仮装禁止令
猫耳+尻尾を着けたまま、バズーカによる煙が晴れるのを呆然と眺めていた。今の攻撃で桂さんは逃げたらしい。
え。どうすんのこれ。
ハロウィンに参加しないと取れないとか…え?
「…ちっ、逃げられたか。」
呆然としたままでいると、土方さんが現れた。舌打ちをして眉間に皺を寄せ、逃げて行ったであろう方向を睨んでいた。
ふいにその視線が此方を向き、目があった。目を見開き、煙草をポトリと落とした。誰が掃除すると思ってんですか。
「おま…、なんて格好してやがる。」
猫耳ですよね。ついでに尻尾も。この歳になって街中でこんな格好するとは思わなかったわ。
「最近構ってやれなかったのは悪かったが…。こんな所で誘ってくんじゃねーよ。」
「は?」
「悪ぃな、まだ仕事中だからよ。」
「え?」
なんだコレ。盛大に勘違いしてないかこの人…。

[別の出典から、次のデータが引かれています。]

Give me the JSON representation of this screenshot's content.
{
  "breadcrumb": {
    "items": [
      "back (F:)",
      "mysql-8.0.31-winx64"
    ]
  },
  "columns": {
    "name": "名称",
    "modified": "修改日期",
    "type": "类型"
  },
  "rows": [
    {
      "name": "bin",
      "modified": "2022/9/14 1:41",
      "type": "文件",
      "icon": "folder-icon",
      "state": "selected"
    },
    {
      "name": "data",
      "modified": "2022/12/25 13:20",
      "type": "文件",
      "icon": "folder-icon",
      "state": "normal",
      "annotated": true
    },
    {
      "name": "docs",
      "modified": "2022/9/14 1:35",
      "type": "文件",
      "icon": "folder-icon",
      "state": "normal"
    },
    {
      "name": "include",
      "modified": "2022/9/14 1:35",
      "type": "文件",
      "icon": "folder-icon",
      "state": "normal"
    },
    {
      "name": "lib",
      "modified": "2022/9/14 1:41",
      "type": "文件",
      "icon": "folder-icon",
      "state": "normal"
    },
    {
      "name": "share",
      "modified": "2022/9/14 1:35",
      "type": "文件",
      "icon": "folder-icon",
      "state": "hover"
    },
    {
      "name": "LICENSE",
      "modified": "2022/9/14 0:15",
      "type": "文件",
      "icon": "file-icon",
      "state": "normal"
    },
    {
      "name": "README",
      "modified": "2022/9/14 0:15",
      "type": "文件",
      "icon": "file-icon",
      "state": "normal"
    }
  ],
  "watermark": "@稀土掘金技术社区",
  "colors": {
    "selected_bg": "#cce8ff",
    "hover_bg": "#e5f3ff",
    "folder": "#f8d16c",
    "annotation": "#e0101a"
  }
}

あ、そうだ。
「と…、トリック オア トリート!」
「ふ、悪いが菓子は持ってねーんだ。…だからイタズラ、してみろよ。」
「は?」
「ほら、何でも良いぞ。」
「ええ。」
「おら、たまには我が儘言って良いんだぞ?」
なんだその不敵な笑いは。あ、なら。
「じゃあ、そこにあるクッキーを私に手渡して貰えませんか?」
「あぁ?…いいぜ。」
子供達用に用意したお菓子を渡して貰う。途端に尻尾がなくなり、耳が取れるようになった。
「あ?なんだ、やめちまったのか?」
「はあ。」
「似合ってたけどな。コレは没収させて貰うぜ?」
「あ、はい。」
桂さんの手掛かりだもんね。アノヤロー、捕まってしまえ。
「それから、お前はもう仮装すんじゃねーぞ?」
「あ、はい。」
大丈夫です。やりたくもありませんから。